Désormais revêtu de la pourpre cardinalice, Alceste se rend chez Célimène, non sans trouble. Elle va redoubler de charme pour l’obliger à lui avouer l’amour qu’il n’a jamais cessé de nourrir à son égard.

Que vous êtes habiles, Mesdames!…

Ludmilla Mikaël  et Gérard Desarthe ont créé cette pièce en 1993. Elle a été reprise de nombreuses fois depuis, avec des comédiens de grande qualité. J’avoue mon immense sympathie pour le bijou que nous délivrent les deux comédiens créateurs de la pièce, quelquefois donnée à la télévision et gravée en DVD.

Puissiez-vous vous régaler de ce petit extrait où il est question de confession (cela devient à la mode sur ce blog!).
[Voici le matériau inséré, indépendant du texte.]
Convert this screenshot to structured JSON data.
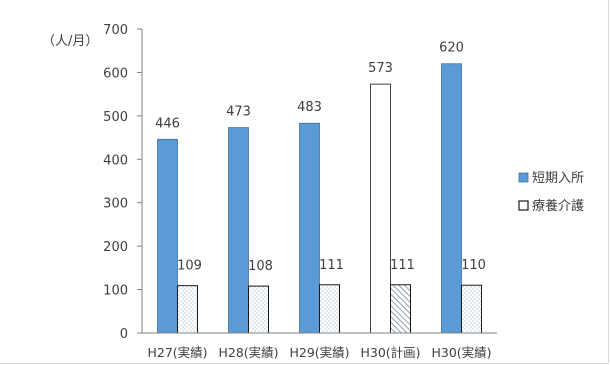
{
  "chart_data": {
    "type": "bar",
    "unit_label": "（人/月）",
    "categories": [
      "H27(実績)",
      "H28(実績)",
      "H29(実績)",
      "H30(計画)",
      "H30(実績)"
    ],
    "series": [
      {
        "name": "短期入所",
        "values": [
          446,
          473,
          483,
          573,
          620
        ]
      },
      {
        "name": "療養介護",
        "values": [
          109,
          108,
          111,
          111,
          110
        ]
      }
    ],
    "ylim": [
      0,
      700
    ],
    "yticks": [
      0,
      100,
      200,
      300,
      400,
      500,
      600,
      700
    ],
    "grid": false,
    "legend": "right",
    "colors": {
      "short_stay": "#5B9BD5",
      "short_stay_border": "#41719C",
      "plan_fill": "#ffffff",
      "care_border": "#1a1a1a",
      "axis": "#808080"
    }
  }
}
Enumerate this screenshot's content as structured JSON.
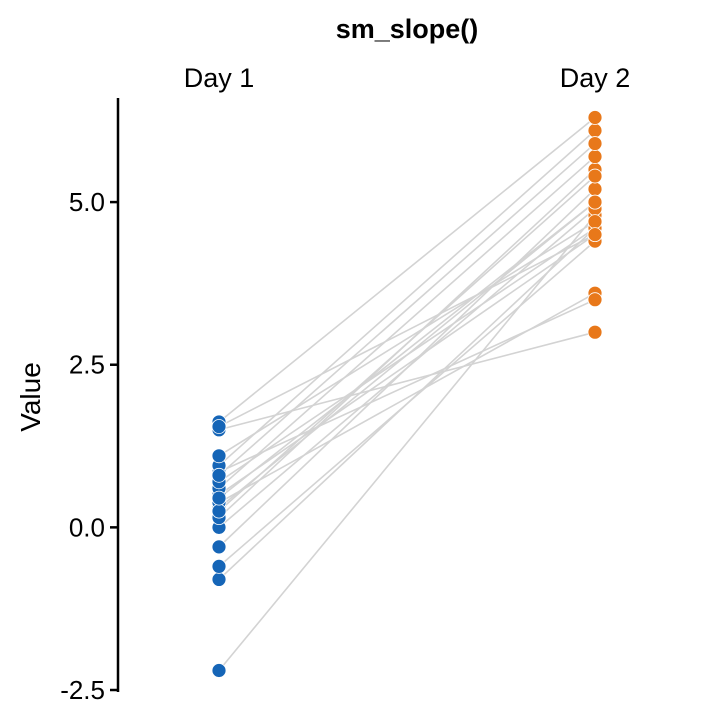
{
  "chart_data": {
    "type": "slope",
    "title": "sm_slope()",
    "ylabel": "Value",
    "xlabel": "",
    "categories": [
      "Day 1",
      "Day 2"
    ],
    "ylim": [
      -2.5,
      6.6
    ],
    "yticks": [
      -2.5,
      0.0,
      2.5,
      5.0
    ],
    "ytick_labels": [
      "-2.5",
      "0.0",
      "2.5",
      "5.0"
    ],
    "grid": false,
    "legend": "none",
    "colors": {
      "day1": "#1565B7",
      "day2": "#E8781A",
      "line": "#D3D3D3"
    },
    "pairs": [
      {
        "day1": -2.2,
        "day2": 4.8
      },
      {
        "day1": -0.8,
        "day2": 4.6
      },
      {
        "day1": -0.6,
        "day2": 4.4
      },
      {
        "day1": -0.3,
        "day2": 5.2
      },
      {
        "day1": 0.0,
        "day2": 4.9
      },
      {
        "day1": 0.15,
        "day2": 5.5
      },
      {
        "day1": 0.3,
        "day2": 5.0
      },
      {
        "day1": 0.38,
        "day2": 3.6
      },
      {
        "day1": 0.5,
        "day2": 4.5
      },
      {
        "day1": 0.6,
        "day2": 5.7
      },
      {
        "day1": 0.7,
        "day2": 4.6
      },
      {
        "day1": 0.85,
        "day2": 3.5
      },
      {
        "day1": 0.95,
        "day2": 6.1
      },
      {
        "day1": 1.1,
        "day2": 4.7
      },
      {
        "day1": 1.5,
        "day2": 3.0
      },
      {
        "day1": 1.62,
        "day2": 6.3
      },
      {
        "day1": 0.25,
        "day2": 5.4
      },
      {
        "day1": 0.45,
        "day2": 5.0
      },
      {
        "day1": 0.8,
        "day2": 5.9
      },
      {
        "day1": 1.55,
        "day2": 4.5
      }
    ]
  }
}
L’émotion et la drôlerie de la situation, la qualité du texte, la justesse de jeu des acteurs, le charme irrésistible de Ludmilla Mikaël, tout est réuni pour un bien agréable moment de théâtre dont on ne saurait se lasser… Et qui pourrait bien laisser entrevoir, en coulisse, un sourire satisfait de Jean-Baptiste, lui-même.

La pénitence est douce

« Les femmes ont plus de honte de confesser une chose d’amour que de la faire. » (Marguerite de Navarre)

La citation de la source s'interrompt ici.